You can change your stats sheet to suit yourself.  If you have been concentrating on a particular skill or set move at training, you can put it in as a stat to see if the players are performing it out on court.  This week you will find a new stat sheet on the Website ‘Stats for Skill Development’.  This stat sheet concentrates on performing skills the players have learned at training.  This stat sheet is mainly used for juniors and can be a tool for coaches and with seniors can be used at the beginning of the season.

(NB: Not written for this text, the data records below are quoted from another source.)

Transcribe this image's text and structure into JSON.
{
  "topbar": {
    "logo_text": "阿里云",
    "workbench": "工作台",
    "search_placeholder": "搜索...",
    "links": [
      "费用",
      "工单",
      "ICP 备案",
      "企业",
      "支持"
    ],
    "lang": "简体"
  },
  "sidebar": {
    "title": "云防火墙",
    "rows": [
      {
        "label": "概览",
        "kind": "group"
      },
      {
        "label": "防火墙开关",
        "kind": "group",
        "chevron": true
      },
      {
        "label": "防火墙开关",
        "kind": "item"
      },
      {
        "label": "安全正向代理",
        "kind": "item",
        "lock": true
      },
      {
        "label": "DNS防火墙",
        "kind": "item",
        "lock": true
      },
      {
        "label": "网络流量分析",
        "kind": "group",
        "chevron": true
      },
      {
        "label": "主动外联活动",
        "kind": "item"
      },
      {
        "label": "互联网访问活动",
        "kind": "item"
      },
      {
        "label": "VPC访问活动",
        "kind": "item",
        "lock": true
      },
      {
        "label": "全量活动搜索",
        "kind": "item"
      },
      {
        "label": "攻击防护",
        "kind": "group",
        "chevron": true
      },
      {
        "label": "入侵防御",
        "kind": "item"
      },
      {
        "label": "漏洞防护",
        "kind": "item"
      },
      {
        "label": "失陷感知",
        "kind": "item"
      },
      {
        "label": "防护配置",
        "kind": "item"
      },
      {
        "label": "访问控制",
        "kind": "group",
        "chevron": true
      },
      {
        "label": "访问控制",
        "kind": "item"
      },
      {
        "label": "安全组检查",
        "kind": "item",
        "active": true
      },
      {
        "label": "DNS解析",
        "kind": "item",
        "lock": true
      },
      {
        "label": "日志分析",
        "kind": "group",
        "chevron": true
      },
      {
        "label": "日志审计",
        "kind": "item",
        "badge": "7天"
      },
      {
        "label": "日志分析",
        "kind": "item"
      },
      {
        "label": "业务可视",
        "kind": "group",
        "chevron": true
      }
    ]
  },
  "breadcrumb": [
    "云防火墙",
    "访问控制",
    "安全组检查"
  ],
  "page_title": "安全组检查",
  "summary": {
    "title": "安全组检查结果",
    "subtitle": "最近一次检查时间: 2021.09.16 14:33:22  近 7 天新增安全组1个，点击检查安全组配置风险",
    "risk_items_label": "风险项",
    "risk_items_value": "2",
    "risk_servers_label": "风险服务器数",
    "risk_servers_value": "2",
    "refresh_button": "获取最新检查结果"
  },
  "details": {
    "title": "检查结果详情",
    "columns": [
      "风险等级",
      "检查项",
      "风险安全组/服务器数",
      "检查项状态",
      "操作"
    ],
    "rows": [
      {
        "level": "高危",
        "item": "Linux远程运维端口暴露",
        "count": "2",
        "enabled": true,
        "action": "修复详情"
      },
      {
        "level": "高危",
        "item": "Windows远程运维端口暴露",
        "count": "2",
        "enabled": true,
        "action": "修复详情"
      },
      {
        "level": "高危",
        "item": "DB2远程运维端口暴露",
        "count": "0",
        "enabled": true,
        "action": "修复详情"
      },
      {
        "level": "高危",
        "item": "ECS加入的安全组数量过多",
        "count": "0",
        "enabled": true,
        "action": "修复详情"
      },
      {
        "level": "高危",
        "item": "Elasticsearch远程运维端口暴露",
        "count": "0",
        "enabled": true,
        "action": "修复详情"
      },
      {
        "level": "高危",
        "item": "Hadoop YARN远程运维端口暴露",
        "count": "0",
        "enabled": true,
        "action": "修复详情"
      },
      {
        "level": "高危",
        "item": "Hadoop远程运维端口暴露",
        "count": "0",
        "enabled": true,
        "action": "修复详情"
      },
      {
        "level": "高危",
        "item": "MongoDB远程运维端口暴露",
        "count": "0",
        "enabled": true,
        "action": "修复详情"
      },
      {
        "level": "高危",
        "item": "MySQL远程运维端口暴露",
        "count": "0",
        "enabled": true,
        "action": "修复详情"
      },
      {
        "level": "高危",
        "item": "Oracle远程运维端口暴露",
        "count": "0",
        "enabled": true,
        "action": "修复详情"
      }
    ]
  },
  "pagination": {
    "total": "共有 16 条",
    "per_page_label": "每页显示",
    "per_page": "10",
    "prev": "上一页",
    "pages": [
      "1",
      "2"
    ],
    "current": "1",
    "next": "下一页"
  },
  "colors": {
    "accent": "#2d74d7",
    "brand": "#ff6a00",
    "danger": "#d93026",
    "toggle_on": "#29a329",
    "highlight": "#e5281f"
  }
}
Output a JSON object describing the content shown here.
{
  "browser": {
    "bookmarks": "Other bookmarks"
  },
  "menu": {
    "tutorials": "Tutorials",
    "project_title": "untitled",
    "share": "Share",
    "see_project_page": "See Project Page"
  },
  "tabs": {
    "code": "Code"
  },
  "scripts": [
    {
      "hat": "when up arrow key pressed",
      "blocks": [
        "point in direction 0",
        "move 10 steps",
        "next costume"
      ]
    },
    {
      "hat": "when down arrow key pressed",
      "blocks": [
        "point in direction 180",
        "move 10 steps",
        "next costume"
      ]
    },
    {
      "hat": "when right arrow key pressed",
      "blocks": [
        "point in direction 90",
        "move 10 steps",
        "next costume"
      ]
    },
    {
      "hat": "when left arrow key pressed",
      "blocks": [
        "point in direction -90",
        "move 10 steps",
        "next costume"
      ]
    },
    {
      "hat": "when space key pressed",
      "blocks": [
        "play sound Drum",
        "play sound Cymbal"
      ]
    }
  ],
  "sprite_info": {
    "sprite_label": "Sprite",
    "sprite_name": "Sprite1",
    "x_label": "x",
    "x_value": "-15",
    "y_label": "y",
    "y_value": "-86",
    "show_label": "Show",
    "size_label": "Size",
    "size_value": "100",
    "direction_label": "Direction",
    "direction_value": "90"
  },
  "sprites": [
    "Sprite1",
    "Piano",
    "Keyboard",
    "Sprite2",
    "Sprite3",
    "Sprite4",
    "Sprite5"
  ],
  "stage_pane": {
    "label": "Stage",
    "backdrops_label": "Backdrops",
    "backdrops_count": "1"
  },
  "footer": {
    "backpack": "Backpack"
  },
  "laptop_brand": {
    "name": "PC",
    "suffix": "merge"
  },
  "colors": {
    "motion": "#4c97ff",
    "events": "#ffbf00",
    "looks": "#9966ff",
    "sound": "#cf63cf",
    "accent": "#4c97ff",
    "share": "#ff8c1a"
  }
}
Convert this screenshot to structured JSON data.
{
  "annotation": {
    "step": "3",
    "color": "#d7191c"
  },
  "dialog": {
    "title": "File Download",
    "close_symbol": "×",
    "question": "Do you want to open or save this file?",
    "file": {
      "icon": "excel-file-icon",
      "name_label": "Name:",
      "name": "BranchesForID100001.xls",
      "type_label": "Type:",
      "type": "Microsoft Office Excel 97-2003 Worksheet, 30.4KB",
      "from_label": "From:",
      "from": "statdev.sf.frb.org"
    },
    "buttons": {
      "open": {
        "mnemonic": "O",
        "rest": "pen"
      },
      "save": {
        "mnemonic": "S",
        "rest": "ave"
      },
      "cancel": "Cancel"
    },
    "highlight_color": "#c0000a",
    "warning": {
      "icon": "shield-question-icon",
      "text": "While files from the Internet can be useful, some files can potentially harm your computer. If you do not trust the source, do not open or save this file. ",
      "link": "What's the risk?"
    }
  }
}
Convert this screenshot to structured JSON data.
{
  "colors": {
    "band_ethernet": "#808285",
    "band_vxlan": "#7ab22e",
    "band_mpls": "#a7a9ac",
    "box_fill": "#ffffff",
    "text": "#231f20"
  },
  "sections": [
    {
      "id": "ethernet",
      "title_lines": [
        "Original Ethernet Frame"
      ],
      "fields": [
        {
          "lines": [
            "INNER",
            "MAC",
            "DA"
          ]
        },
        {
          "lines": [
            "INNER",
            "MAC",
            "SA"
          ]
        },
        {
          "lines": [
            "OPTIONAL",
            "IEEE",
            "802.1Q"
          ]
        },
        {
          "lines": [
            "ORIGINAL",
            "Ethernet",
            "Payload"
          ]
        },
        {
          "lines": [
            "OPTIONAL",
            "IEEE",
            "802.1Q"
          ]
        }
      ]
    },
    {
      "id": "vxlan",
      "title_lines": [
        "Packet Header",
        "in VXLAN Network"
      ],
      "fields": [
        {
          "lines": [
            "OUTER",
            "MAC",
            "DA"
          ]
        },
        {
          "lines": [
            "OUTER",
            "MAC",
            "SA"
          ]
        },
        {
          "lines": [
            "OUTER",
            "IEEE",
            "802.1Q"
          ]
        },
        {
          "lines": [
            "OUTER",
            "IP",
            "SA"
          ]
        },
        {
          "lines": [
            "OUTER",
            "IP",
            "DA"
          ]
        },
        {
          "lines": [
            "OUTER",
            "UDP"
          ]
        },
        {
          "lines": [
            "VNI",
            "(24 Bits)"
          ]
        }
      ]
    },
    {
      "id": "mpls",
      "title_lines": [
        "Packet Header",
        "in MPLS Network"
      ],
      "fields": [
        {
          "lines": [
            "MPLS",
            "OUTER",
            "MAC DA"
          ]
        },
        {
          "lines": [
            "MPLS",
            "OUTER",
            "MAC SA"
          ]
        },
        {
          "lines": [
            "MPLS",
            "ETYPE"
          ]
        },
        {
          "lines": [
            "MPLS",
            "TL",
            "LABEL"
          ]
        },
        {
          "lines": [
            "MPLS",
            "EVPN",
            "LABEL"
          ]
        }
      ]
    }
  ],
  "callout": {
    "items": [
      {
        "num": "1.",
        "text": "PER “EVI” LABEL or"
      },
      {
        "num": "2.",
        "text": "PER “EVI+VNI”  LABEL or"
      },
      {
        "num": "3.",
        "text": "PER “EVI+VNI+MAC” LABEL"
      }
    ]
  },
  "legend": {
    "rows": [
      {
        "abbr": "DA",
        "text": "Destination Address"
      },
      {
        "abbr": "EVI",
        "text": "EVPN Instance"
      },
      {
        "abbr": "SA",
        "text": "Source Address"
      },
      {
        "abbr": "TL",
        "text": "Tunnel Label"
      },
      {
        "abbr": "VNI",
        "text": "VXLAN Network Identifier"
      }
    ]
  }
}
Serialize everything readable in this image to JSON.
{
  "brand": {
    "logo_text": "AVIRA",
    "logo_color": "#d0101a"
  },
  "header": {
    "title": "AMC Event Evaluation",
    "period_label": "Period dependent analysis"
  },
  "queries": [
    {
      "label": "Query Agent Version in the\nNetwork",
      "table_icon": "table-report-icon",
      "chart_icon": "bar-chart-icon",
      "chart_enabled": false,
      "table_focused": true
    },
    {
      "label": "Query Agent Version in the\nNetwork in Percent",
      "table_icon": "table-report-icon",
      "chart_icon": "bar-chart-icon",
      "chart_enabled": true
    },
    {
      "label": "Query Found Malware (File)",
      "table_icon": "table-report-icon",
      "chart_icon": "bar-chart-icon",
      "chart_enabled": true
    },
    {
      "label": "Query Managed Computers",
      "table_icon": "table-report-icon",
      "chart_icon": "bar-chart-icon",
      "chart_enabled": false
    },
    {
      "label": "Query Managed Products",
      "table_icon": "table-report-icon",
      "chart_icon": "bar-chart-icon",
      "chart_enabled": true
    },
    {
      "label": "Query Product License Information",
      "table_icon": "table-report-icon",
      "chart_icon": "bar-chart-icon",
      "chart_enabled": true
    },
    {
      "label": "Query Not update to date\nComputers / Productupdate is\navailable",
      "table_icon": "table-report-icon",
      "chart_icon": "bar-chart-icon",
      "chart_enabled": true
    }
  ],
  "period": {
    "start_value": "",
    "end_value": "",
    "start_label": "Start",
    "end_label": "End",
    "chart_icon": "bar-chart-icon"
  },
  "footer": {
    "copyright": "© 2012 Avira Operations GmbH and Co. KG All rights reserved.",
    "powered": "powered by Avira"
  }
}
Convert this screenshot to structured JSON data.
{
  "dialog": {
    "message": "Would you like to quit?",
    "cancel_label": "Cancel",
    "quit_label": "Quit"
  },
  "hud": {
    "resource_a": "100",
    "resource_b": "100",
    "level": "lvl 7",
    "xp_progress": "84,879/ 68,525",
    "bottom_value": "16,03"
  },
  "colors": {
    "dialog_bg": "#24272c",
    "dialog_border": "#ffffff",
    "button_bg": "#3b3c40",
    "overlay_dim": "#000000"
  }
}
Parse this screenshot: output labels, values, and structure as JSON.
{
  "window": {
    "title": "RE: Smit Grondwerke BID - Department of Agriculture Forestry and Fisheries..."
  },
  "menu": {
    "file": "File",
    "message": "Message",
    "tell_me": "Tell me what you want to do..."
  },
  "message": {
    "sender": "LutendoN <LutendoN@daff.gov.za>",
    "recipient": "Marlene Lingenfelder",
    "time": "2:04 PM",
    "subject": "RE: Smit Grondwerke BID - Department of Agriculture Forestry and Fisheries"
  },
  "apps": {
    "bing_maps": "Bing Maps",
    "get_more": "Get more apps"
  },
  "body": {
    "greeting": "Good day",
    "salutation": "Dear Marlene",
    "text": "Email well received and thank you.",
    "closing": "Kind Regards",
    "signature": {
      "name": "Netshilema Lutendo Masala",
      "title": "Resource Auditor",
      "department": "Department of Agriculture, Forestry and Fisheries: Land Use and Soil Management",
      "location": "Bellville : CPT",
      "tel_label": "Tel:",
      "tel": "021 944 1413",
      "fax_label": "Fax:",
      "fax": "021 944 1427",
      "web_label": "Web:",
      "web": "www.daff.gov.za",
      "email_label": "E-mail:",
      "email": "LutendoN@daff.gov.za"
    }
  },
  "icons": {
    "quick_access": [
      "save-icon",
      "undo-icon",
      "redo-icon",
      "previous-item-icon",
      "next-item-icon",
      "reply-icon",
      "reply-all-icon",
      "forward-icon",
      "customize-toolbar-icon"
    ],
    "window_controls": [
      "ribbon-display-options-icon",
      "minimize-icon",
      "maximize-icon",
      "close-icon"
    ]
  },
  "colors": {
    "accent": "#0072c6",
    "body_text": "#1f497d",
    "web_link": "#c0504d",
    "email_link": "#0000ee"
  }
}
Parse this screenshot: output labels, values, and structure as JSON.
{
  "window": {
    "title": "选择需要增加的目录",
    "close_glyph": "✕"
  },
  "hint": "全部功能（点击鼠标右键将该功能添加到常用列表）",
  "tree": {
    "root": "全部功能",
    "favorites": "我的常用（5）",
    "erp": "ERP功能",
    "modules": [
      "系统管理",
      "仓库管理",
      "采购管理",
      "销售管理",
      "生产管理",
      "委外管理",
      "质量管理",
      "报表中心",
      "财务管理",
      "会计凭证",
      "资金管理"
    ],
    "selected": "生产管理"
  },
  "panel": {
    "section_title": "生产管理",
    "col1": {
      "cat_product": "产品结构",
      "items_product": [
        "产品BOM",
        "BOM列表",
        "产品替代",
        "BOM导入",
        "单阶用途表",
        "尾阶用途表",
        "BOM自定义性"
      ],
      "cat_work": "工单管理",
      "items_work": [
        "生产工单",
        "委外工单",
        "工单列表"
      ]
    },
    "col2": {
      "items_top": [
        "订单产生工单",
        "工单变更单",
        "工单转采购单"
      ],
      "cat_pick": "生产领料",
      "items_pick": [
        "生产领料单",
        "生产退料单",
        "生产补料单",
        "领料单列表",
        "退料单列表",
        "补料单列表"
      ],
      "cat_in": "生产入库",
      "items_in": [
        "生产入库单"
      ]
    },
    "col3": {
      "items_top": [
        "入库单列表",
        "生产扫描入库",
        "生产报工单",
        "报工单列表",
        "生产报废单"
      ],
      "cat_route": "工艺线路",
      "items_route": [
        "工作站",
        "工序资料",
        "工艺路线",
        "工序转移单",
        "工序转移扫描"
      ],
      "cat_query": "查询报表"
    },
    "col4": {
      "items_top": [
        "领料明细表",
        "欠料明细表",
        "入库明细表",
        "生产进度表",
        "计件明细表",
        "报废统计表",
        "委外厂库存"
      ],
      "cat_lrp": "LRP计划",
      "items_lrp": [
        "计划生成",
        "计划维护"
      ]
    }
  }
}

When reading the stats in the games washup the story can be told.  For instance, if the WD line is clear of tips and intercepts then there is no turnover for the team from that particular player.  If the WD does not have any involvement in creating turnover by team pressure this is another problem area.
If your WA has thrown away more than four balls per quarter and has had no intercepts, tips or involvement in creating turnover from pressure then there is another problem area.
Stats are not only used for negative outcomes they can also be used for positive actions on court.  A courage pass is a successful pass under pressure.  Other stats may be:  team pressure, turnover on the opposition’s centre pass, turnover from a zone etc.
Stats can also be a measurement for individual players and when there may be a problem with a player believing she or he is not receiving enough court time, stats will help to assist the player with reasons why and areas requiring improvement.
Shooting stats are a very important tool for a coach.  When taking shooting stats make sure the player taking them on the sideline doesn’t count the penalties.  If the shooter attempts and misses then takes another shot because of a penalty then only count the penalty shot.
Shooters enjoy shooting stats as they become determined to beat their personal stats each week which can only be a positive for a team.